In July, Reverend Philip Woo Siu-hok was summoned to Shenzhen by religious affairs authorities to warn him against preaching to mainlanders who come to Hong Kong.
Few governments exerted any substantial pressure on China over its worsening human rights record in 2015, instead limiting their interventions to bilateral human rights dialogues with the Chinese government and occasional public expressions of concern.
Some, such as the United Kingdom, went so far as to urge legislators in Hong Kong to accept Beijing’s undemocratic electoral package, arguing that “something is better than nothing.” New European Union High Representative for Foreign and Security Policy Federica Mogherini failed to publicly raise human rights abuses with Chinese leaders at a summit in May, as did US President Barack Obama during a state visit by Xi in September.
A remarkable diversity of governments, business and trade associations, universities, and other international organizations voiced concern through statements and submissions to the National People’s Congress regarding China’s draft foreign NGO management law after a second draft of the law was made public in May.
In August, the International Olympic Committee awarded Beijing the 2022 Winter Olympic Games despite international concerns about the current crackdown on rights and the lack of accountability for human rights abuses that accompanied, and in important respects were fueled by, China’s preparations for the 2008 Summer Olympic Games in Beijing.
Under the leadership of Xi Jinping, China continues to aggressively advance its territorial claims in Asia, causing particular alarm by building structures on small reefs in the South China Seas that could one day accommodate military outposts. At the Security Council, China joined Russia in May 2014 in vetoing a resolution that would have referred the situation in Syria to the International Criminal Court (ICC); in December, it tried to block discussion of the human rights situation in North Korea.
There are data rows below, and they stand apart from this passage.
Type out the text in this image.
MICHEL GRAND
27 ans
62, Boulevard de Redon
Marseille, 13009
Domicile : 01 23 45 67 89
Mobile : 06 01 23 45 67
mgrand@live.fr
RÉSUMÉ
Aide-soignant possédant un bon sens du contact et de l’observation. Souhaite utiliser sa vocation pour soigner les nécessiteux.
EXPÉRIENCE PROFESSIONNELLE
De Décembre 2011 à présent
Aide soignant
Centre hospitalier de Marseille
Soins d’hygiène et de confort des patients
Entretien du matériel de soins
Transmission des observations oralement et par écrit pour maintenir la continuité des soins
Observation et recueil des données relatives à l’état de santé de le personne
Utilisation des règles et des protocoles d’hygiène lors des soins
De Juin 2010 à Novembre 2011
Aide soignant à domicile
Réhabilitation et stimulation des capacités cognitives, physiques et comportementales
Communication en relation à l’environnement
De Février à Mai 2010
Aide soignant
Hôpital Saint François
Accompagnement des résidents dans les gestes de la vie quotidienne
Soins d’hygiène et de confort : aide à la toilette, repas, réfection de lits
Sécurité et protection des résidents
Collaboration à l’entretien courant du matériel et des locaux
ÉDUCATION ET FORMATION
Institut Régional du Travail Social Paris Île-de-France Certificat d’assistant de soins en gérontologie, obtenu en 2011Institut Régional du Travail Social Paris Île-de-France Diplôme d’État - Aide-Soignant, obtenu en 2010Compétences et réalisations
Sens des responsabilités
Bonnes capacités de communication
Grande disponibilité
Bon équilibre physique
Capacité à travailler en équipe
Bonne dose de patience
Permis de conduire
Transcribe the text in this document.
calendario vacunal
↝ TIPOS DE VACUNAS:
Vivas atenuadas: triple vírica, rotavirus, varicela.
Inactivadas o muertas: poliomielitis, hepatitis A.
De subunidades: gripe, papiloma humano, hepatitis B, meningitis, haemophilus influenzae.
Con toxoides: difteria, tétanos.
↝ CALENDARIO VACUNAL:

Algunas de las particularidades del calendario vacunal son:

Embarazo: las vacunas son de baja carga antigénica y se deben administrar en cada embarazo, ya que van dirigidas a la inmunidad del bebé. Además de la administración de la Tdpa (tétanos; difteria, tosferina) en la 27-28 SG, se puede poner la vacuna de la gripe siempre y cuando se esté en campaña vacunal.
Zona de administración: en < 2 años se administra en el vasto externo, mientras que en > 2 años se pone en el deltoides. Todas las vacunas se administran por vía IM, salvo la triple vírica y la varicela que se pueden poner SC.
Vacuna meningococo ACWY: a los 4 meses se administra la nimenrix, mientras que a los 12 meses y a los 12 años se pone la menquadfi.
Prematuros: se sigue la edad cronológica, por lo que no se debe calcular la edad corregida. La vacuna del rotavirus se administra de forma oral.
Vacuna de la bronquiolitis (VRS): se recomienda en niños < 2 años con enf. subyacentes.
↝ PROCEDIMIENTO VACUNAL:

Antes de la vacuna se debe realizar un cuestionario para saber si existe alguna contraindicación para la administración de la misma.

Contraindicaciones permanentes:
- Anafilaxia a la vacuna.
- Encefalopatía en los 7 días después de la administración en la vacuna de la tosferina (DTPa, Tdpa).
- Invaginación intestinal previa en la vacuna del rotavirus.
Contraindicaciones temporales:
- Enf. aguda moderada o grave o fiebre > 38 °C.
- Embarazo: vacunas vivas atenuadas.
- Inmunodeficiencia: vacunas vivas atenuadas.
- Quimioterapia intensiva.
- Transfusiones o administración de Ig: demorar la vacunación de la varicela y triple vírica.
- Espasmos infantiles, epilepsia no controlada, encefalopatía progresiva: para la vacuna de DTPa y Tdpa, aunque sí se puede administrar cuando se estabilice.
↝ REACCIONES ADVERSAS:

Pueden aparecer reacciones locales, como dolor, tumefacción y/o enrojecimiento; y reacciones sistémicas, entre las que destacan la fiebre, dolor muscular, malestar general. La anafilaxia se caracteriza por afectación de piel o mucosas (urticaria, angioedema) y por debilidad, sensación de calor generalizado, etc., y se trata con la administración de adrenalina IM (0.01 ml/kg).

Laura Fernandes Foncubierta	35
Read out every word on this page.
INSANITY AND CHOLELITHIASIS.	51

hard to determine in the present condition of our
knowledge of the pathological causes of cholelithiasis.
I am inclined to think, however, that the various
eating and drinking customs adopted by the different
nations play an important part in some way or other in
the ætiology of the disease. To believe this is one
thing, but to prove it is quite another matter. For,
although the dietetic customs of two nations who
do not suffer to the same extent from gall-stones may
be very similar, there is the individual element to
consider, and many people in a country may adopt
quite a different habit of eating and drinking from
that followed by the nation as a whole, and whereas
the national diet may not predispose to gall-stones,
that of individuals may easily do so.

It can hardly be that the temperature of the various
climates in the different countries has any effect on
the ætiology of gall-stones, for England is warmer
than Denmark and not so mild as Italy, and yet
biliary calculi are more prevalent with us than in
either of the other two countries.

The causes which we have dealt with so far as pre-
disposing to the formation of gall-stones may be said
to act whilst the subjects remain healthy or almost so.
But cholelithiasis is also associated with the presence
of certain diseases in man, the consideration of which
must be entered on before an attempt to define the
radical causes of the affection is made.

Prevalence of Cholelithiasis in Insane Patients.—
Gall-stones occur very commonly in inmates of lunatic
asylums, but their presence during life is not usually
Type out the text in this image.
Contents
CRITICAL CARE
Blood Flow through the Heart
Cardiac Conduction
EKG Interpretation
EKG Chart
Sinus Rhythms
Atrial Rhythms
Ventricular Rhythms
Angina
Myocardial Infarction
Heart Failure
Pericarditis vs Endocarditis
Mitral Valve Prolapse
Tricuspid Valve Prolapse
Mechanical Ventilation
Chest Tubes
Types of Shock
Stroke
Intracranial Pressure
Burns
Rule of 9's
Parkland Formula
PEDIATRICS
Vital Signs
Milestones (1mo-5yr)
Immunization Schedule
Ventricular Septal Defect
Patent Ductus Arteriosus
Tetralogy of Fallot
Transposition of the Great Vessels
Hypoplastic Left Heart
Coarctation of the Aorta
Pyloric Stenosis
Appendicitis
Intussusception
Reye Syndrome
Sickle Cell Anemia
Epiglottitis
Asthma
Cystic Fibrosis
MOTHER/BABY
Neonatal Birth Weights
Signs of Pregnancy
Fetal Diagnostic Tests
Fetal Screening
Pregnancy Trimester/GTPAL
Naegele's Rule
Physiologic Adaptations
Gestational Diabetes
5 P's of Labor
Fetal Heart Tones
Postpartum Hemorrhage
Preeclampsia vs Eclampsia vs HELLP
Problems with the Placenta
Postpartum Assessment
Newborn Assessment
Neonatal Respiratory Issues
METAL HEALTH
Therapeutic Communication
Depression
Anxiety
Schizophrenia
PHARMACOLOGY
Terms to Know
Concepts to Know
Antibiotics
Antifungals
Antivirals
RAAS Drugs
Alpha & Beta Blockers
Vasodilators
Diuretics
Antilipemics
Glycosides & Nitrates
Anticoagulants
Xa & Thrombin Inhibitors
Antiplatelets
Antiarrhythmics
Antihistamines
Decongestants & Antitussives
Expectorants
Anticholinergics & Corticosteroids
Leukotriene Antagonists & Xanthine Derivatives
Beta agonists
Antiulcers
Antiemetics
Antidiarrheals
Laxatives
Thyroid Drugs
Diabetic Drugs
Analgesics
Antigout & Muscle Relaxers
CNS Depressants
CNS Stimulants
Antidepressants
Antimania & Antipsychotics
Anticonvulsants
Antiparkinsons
China continues to allow United Nations rapporteurs to visit on a highly selective basis; the rapporteurs on the freedom of religion, freedom of peaceful assembly and association, human rights defenders, health, extrajudicial executions, independence of judges and lawyers, and the freedom from torture all continue to await a response to their requests to visit. While not playing a visibly assertive role at the UN Human Rights Council, China continues to act as a spoiler, blocking greater scrutiny of human rights situations in other countries, including Belarus, Iran, North Korea, Syria, and Ukraine.
Concerns continued to be raised regarding reprisals against Chinese citizens participating in UN processes. The UN secretary-general noted that China had still not replied to communications about the death in custody of human rights defender Cao Shunli, who had been campaigning for greater civil society participation in the UN’s universal periodic review, and both the UN Committee on the Elimination of Discrimination against Women and Committee against Torture (CAT) expressed concern at attempts to limit civil society participation in the treaty body reviews. Chinese officials provided few meaningful answers during its November CAT review.
The Chinese government marked the 70th anniversary of the end of World War II with a massive parade in Beijing. Sudanese President Omar al-Bashir, who is wanted by the ICC for genocide, war crimes, and crimes against humanity, attended at Beijing’s invitation.
Beijing stepped up pressure on other governments to return allegedly corrupt officials to China; at least a dozen governments with politicized judicial systems complied and returned several dozen in 2015. China also pressured its neighbors to forcibly return refugees from China. In July, shortly after it had allowed nearly 170 Uighur women and children to resettle in Turkey after more than a year in detention, Thailand forcibly repatriated nearly 100 Uighur men to China, placing them at grave risk of imprisonment and torture.